2017年02月24日

通販増えすぎ ヤマトが荷物抑制…人手不足の功罪は?

テーマ:経済

ニュースのポイント

 宅配便最大手のヤマト運輸の労働組合が今春闘で、荷物の取扱量の抑制を要求しました。経営側も協議に応じる構えです。収入減に通じる経営課題を労使が話し合うのは、とても珍しいことですが、配送のためのドライバー不足と、それに伴う過酷な労働が限界を超えつつあるからです。
 背景には、ネット通販の急速な伸びと労働人口の減少があります。人手不足のために仕事をこなせないことを、「ボトルネック」といいます。運送業界以外にも、建設、介護、保育などいろいろな業界でボトルネックが起こっています。そのことが、ロボットの開発や外国人労働者の受け入れ拡大などを進める議論にも影響を与えています。人手不足は就活には追い風ですが、そのうち仕事がロボットや外国人に取ってかわられるという逆風につながっていることも知っておきましょう。(朝日新聞教育コーディネーター・一色 清)
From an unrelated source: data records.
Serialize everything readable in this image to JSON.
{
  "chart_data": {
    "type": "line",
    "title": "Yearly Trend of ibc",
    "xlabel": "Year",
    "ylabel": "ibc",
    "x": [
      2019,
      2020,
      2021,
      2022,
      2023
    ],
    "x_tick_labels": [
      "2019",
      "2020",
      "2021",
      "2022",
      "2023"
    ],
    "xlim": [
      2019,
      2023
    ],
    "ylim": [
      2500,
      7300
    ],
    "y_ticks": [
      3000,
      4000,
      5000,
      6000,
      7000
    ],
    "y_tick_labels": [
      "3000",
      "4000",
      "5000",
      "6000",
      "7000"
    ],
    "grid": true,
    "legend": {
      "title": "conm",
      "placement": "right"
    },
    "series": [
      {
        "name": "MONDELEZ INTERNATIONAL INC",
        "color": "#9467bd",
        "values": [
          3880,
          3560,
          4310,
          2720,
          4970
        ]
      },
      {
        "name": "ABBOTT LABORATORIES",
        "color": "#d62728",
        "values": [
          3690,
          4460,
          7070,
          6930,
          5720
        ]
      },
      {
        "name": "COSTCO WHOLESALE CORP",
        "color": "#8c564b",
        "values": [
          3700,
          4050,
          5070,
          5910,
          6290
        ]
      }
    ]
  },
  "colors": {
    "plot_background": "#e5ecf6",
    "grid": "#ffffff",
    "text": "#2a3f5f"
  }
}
 今日取り上げるのは、総合面(2面)の「通販重荷 ヤマト疲弊/荷物量抑制 労使協議へ/ドライバー奔走『4割アマゾン』/長時間労働、人手不足に拍車/ネット通販も競争で消耗戦」(東京本社発行の朝日新聞朝刊最終版)です。
(写真は、トラックがひっきりなしに出入りするヤマト運輸の物流拠点)

百貨店を超える売上高

 運送業界、中でも宅配業界はものすごく忙しくなっています。ネット通販の普及で荷物量がうなぎ登り。国内のネット通販の売上高は、百貨店の売上高を超え、スーパーに近づいています。
 一方で、トラック運転手の人手不足は深刻です。有効求人倍率は2倍を大きく超えています。仕事は増えているのに人の採用が追いつかず、ドライバーたちはますます忙しくなって疲弊し、労働環境が悪いとよけい人が集まらなくなる、という悪循環です。

朝6時から夜9時まで

 ヤマト運輸は固有の事情もあります。アマゾンの荷物はかつて主に佐川急便が引き受けていましたが、利幅が薄いので断り、それがヤマトに流れてきています。アマゾンは、無料の当日配達を始めたので、ヤマトは荷物が増えたうえ、仕事が忙しくなりました。ヤマトの都内担当ドライバーによると「始業時間は午前8時だが、配達開始時間が遅いと持ち帰り荷物が増えるため、朝6時には出社して仕分け作業をし、そのあと午後9時まで配達をしている」とのことです。

給料安く、将来が不安

 こんなに大変な仕事なのに、給料はそれほどよくありません。月給は32万3600円で全産業平均より1万円ほど低く、年間賞与額は36万9400円と、全産業平均の半分にもなりません。加えて、無人運転車の登場で、いずれはなくなる仕事と思われがちです。これでは人材が集まらない悪循環です。

無人運転車の登場待ち

 打開の妙策は今のところありません。宅配便ボックスの設置やコンビニでの受け取りも少しずつしか増えません。外国人ドライバーも、免許の問題や日本語の問題があって難しいようです。あとは、無人運転車の実用を待つしかないというところですが、早くても7~8年後になりそうです。モノが瞬間移動するテレポートが実現すると、一挙解決となりますが、そちらは技術の芽も見えていません。

じわじわ増える人手不足倒産

 就職しようとしている者にとって、人手不足はいい環境ですが、それも程度問題です。実は、人手不足による倒産がじわじわ増えています。仕事はあるのに人がいないために仕事を手放さざるを得なくて、倒産してしまうという悲劇があるのです。仕事量に比べてあまりに人が少なく、働き過ぎているように思える会社は、どうしてそうなっているのかを調べてみる必要があると思います。